Ильину совершенно не нужна была Краснопресненская, но он выскочил, боясь Дунечкиных вопросов. Вслед за ним выскочила и Дунечка. Теперь они стояли друг против друга на пустой платформе.

— Я сегодня не смогла быть в суде, — в третий раз начала Дунечка. — Евгений Николаевич, куда же вы… — Она догнала Ильина у эскалатора. — Я звонила вам домой. Хотелось поговорить.

— Но я с утра не был дома, — сказал Ильин, с надеждой глядя на плавное течение перил.

— Вы всегда возвращаетесь так поздно? — спросила Дунечка. Кажется, она хотела еще о чем-то спросить, но только махнула рукой. Ильин уловил в ее голосе что-то необычное, но он был слишком занят собой, чтобы еще над чем-то задумываться. — Я специально вышла, это не моя станция, — сказала Дунечка и вдруг разрыдалась.

— Ради бога, что случилось? — растерянно спрашивал Ильин.

Того только не хватало: поздний вечер, станция метро, которая, оказывается, ни ему, ни ей не нужна, дежурная в красной фуражечке, кажется, совсем забыла о своих обязанностях и с интересом смотрит на растерянного Ильина и рыдающую Дунечку.

Но теперь сквозь слезы прорывались слова, и скоро Ильин стал понимать суть дела. Ее книга о Тамаре Львовне зарезана, она всем безумно нравилась, ей всюду говорили, что «социальная биография» — это как раз то, что сейчас требуется, но потом начались интриги, и ее стали со всех сторон спрашивать, а что это значит: «социальная биография». Дунечка жаловалась куда-то очень высоко, и где-то там была сделана надпись: «Разобраться, взять на контроль», — с этой надписью можно было покорить всю Москву. Но снова начались интриги, и Дунечке посоветовали хотя бы кусочек напечатать в газете, которая часто поднимает социологические темы. Но там печатают только своих, там клоака и дискриминация. Дунечка так и брызгала именами людей, которых Ильин любил читать, и трудно было поверить, что именно эти люди хотят съесть Дунечку вместе с ее зеленым пальто и японским зонтиком. И, наконец, сегодня она была у Тамары Львовны.

— И что же?

— Она выставила меня за дверь, — сказала Дунечка, и Ильин подумал, что, наверное, так оно и было.

— Помогите мне, — говорила Дунечка. — Вы можете мне помочь, вы человек независимый…
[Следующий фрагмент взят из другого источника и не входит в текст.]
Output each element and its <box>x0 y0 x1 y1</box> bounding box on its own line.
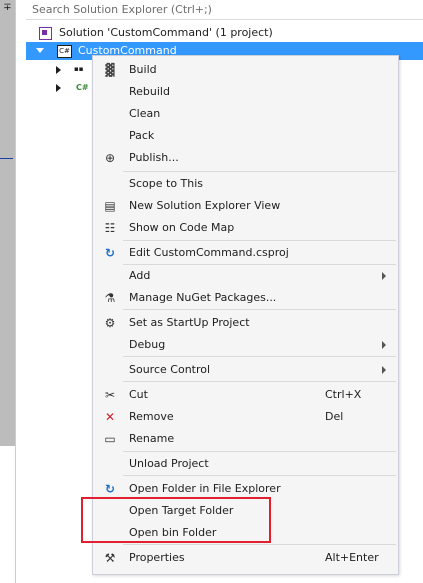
menu-item-remove[interactable]: ✕ Remove Del <box>93 406 398 428</box>
menu-item-source-control[interactable]: Source Control <box>93 359 398 381</box>
menu-separator <box>123 356 396 357</box>
menu-separator <box>123 171 396 172</box>
scissors-icon: ✂ <box>104 388 116 402</box>
menu-item-rename[interactable]: ▭ Rename <box>93 428 398 450</box>
highlight-annotation-box <box>81 497 271 543</box>
build-icon: ▓ <box>105 63 115 77</box>
pin-icon[interactable]: ∓ <box>2 2 13 13</box>
menu-separator <box>123 451 396 452</box>
dependencies-icon: ▪▪ <box>74 65 84 73</box>
gear-icon: ⚙ <box>104 316 116 330</box>
remove-icon: ✕ <box>104 410 116 424</box>
menu-item-add[interactable]: Add <box>93 265 398 287</box>
menu-item-pack[interactable]: Pack <box>93 125 398 147</box>
rename-icon: ▭ <box>104 432 116 446</box>
menu-separator <box>123 544 396 545</box>
csharp-project-icon: C# <box>57 45 72 58</box>
refresh-icon: ↻ <box>104 246 116 260</box>
menu-item-rebuild[interactable]: Rebuild <box>93 81 398 103</box>
wrench-icon: ⚒ <box>104 551 116 565</box>
shortcut-text: Alt+Enter <box>325 551 379 564</box>
menu-item-show-on-code-map[interactable]: ☷ Show on Code Map <box>93 217 398 239</box>
globe-icon: ⊕ <box>104 151 116 165</box>
menu-item-unload-project[interactable]: Unload Project <box>93 453 398 475</box>
menu-item-debug[interactable]: Debug <box>93 334 398 356</box>
left-strip-marker <box>0 158 13 159</box>
menu-item-publish[interactable]: ⊕ Publish... <box>93 147 398 169</box>
menu-separator <box>123 475 396 476</box>
search-input[interactable]: Search Solution Explorer (Ctrl+;) <box>26 0 423 20</box>
csharp-file-icon: C# <box>76 83 89 92</box>
submenu-arrow-icon <box>382 272 386 280</box>
left-tool-strip: ∓ <box>0 0 15 446</box>
solution-label: Solution 'CustomCommand' (1 project) <box>59 26 273 39</box>
shortcut-text: Del <box>325 410 344 423</box>
submenu-arrow-icon <box>382 341 386 349</box>
solution-icon <box>39 27 52 40</box>
menu-item-cut[interactable]: ✂ Cut Ctrl+X <box>93 384 398 406</box>
search-placeholder: Search Solution Explorer (Ctrl+;) <box>32 3 212 16</box>
shortcut-text: Ctrl+X <box>325 388 362 401</box>
menu-item-build[interactable]: ▓ Build <box>93 59 398 81</box>
tree-item-solution[interactable]: Solution 'CustomCommand' (1 project) <box>20 24 420 42</box>
expand-arrow-icon[interactable] <box>56 84 61 92</box>
expand-arrow-icon[interactable] <box>56 66 61 74</box>
menu-separator <box>123 240 396 241</box>
menu-item-scope-to-this[interactable]: Scope to This <box>93 173 398 195</box>
submenu-arrow-icon <box>382 366 386 374</box>
code-map-icon: ☷ <box>104 221 116 235</box>
menu-item-new-solution-explorer-view[interactable]: ▤ New Solution Explorer View <box>93 195 398 217</box>
menu-separator <box>123 381 396 382</box>
menu-item-clean[interactable]: Clean <box>93 103 398 125</box>
menu-item-manage-nuget[interactable]: ⚗ Manage NuGet Packages... <box>93 287 398 309</box>
menu-item-properties[interactable]: ⚒ Properties Alt+Enter <box>93 547 398 569</box>
new-view-icon: ▤ <box>104 199 116 213</box>
panel-divider <box>15 0 16 583</box>
nuget-icon: ⚗ <box>104 291 116 305</box>
menu-item-edit-csproj[interactable]: ↻ Edit CustomCommand.csproj <box>93 242 398 264</box>
menu-separator <box>123 309 396 310</box>
refresh-icon: ↻ <box>104 482 116 496</box>
collapse-arrow-icon[interactable] <box>36 48 44 53</box>
menu-item-set-startup-project[interactable]: ⚙ Set as StartUp Project <box>93 312 398 334</box>
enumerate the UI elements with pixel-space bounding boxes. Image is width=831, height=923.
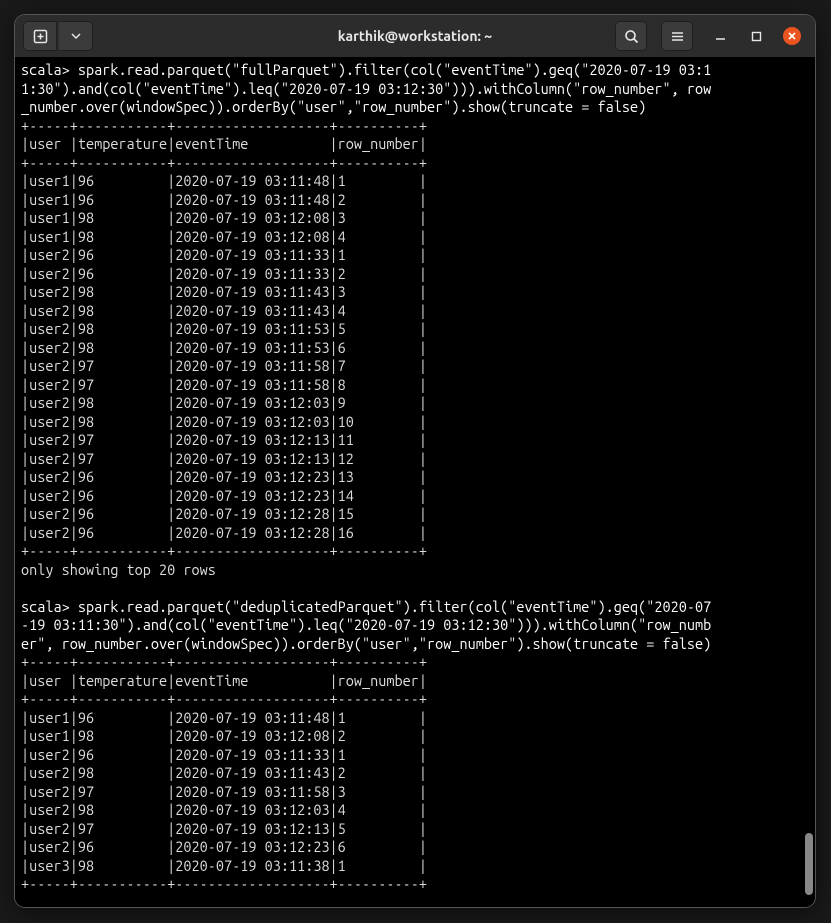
minimize-icon	[715, 31, 726, 42]
menu-button[interactable]	[661, 21, 693, 51]
table-row: |user1|98 |2020-07-19 03:12:08|2 |	[21, 727, 809, 746]
close-icon	[787, 31, 797, 41]
table-sep: +-----+-----------+-------------------+-…	[21, 117, 809, 136]
window-controls	[711, 27, 801, 45]
search-icon	[624, 29, 639, 44]
blank-line	[21, 579, 809, 598]
table-sep: +-----+-----------+-------------------+-…	[21, 690, 809, 709]
table-row: |user2|96 |2020-07-19 03:11:33|1 |	[21, 246, 809, 265]
command-2-line-1: spark.read.parquet("deduplicatedParquet"…	[70, 598, 711, 615]
hamburger-icon	[670, 29, 685, 44]
titlebar: karthik@workstation: ~	[15, 15, 815, 57]
titlebar-left-group	[23, 21, 93, 51]
table-row: |user2|97 |2020-07-19 03:11:58|7 |	[21, 357, 809, 376]
scala-prompt: scala>	[21, 598, 70, 615]
table-row: |user2|97 |2020-07-19 03:12:13|11 |	[21, 431, 809, 450]
table-row: |user2|97 |2020-07-19 03:12:13|12 |	[21, 450, 809, 469]
table-sep: +-----+-----------+-------------------+-…	[21, 875, 809, 894]
close-button[interactable]	[783, 27, 801, 45]
command-1-line-3: _number.over(windowSpec)).orderBy("user"…	[21, 98, 809, 117]
table-row: |user2|96 |2020-07-19 03:12:23|14 |	[21, 487, 809, 506]
table-row: |user2|98 |2020-07-19 03:11:53|5 |	[21, 320, 809, 339]
scrollbar-thumb[interactable]	[805, 833, 813, 895]
terminal-window: karthik@workstation: ~ scala> spark.r	[15, 15, 815, 907]
table-row: |user2|97 |2020-07-19 03:11:58|3 |	[21, 783, 809, 802]
new-tab-icon	[33, 29, 48, 44]
table-row: |user1|96 |2020-07-19 03:11:48|2 |	[21, 191, 809, 210]
table-row: |user1|96 |2020-07-19 03:11:48|1 |	[21, 172, 809, 191]
command-2-line-3: er", row_number.over(windowSpec)).orderB…	[21, 635, 809, 654]
chevron-down-icon	[71, 31, 81, 41]
scala-prompt: scala>	[21, 61, 70, 78]
table-row: |user1|98 |2020-07-19 03:12:08|3 |	[21, 209, 809, 228]
table-row: |user3|98 |2020-07-19 03:11:38|1 |	[21, 857, 809, 876]
table-row: |user1|96 |2020-07-19 03:11:48|1 |	[21, 709, 809, 728]
command-1-line-1: spark.read.parquet("fullParquet").filter…	[70, 61, 711, 78]
table-row: |user2|96 |2020-07-19 03:12:28|16 |	[21, 524, 809, 543]
table-row: |user2|98 |2020-07-19 03:12:03|9 |	[21, 394, 809, 413]
table-header: |user |temperature|eventTime |row_number…	[21, 672, 809, 691]
search-button[interactable]	[615, 21, 647, 51]
command-1-line-2: 1:30").and(col("eventTime").leq("2020-07…	[21, 80, 809, 99]
table-row: |user2|97 |2020-07-19 03:12:13|5 |	[21, 820, 809, 839]
maximize-icon	[751, 31, 762, 42]
table-sep: +-----+-----------+-------------------+-…	[21, 542, 809, 561]
table-row: |user2|98 |2020-07-19 03:12:03|10 |	[21, 413, 809, 432]
maximize-button[interactable]	[747, 27, 765, 45]
command-2-line-2: -19 03:11:30").and(col("eventTime").leq(…	[21, 616, 809, 635]
table-row: |user2|98 |2020-07-19 03:11:43|3 |	[21, 283, 809, 302]
table-row: |user2|96 |2020-07-19 03:12:28|15 |	[21, 505, 809, 524]
terminal-body[interactable]: scala> spark.read.parquet("fullParquet")…	[15, 57, 815, 907]
table-header: |user |temperature|eventTime |row_number…	[21, 135, 809, 154]
tab-dropdown-button[interactable]	[59, 21, 93, 51]
table-row: |user2|98 |2020-07-19 03:11:43|2 |	[21, 764, 809, 783]
minimize-button[interactable]	[711, 27, 729, 45]
table-row: |user2|98 |2020-07-19 03:12:03|4 |	[21, 801, 809, 820]
truncate-msg: only showing top 20 rows	[21, 561, 809, 580]
table-row: |user2|96 |2020-07-19 03:12:23|6 |	[21, 838, 809, 857]
table-sep: +-----+-----------+-------------------+-…	[21, 653, 809, 672]
table-row: |user2|97 |2020-07-19 03:11:58|8 |	[21, 376, 809, 395]
table-row: |user2|96 |2020-07-19 03:11:33|1 |	[21, 746, 809, 765]
table-row: |user2|96 |2020-07-19 03:11:33|2 |	[21, 265, 809, 284]
new-tab-button[interactable]	[23, 21, 57, 51]
titlebar-right-group	[615, 21, 807, 51]
table-sep: +-----+-----------+-------------------+-…	[21, 154, 809, 173]
table-row: |user2|96 |2020-07-19 03:12:23|13 |	[21, 468, 809, 487]
table-row: |user2|98 |2020-07-19 03:11:53|6 |	[21, 339, 809, 358]
table-row: |user1|98 |2020-07-19 03:12:08|4 |	[21, 228, 809, 247]
table-row: |user2|98 |2020-07-19 03:11:43|4 |	[21, 302, 809, 321]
Это слово больно укололо Ильина. Наверное, не одна Дунечка считала его человеком независимым, да и он сам, спроси его об этом год назад, считал именно так и свои реплики на совещаниях подавал всегда твердо и решительно. Но ведь это был только суррогат независимости, настоящая независимость никогда не бывает броской и заметной. Но этот суррогат, это умение держать себя независимо вполне устраивали Касьяна Касьяновича, и он даже раздувал перед начальством Ильина: этот спину не гнет. Пока не грянуло дело Калачика. Тут Касьяну Касьяновичу пришлось напомнить Ильину, кто есть кто. Впервые Ильин подумал о Ларе как о человеке совершенно независимом. А ведь у нее была трудная жизнь, неудачное замужество, нелегко ей жилось в ее азиатском дворике. Но и тогда, весной, когда Ильин увидел ее во главе стайки туристов, и сейчас, когда Лара летела домой из Суздаля, по всем правилам пристегнутая взлетными ремнями, она оставалась человеком, ни от кого не зависящим.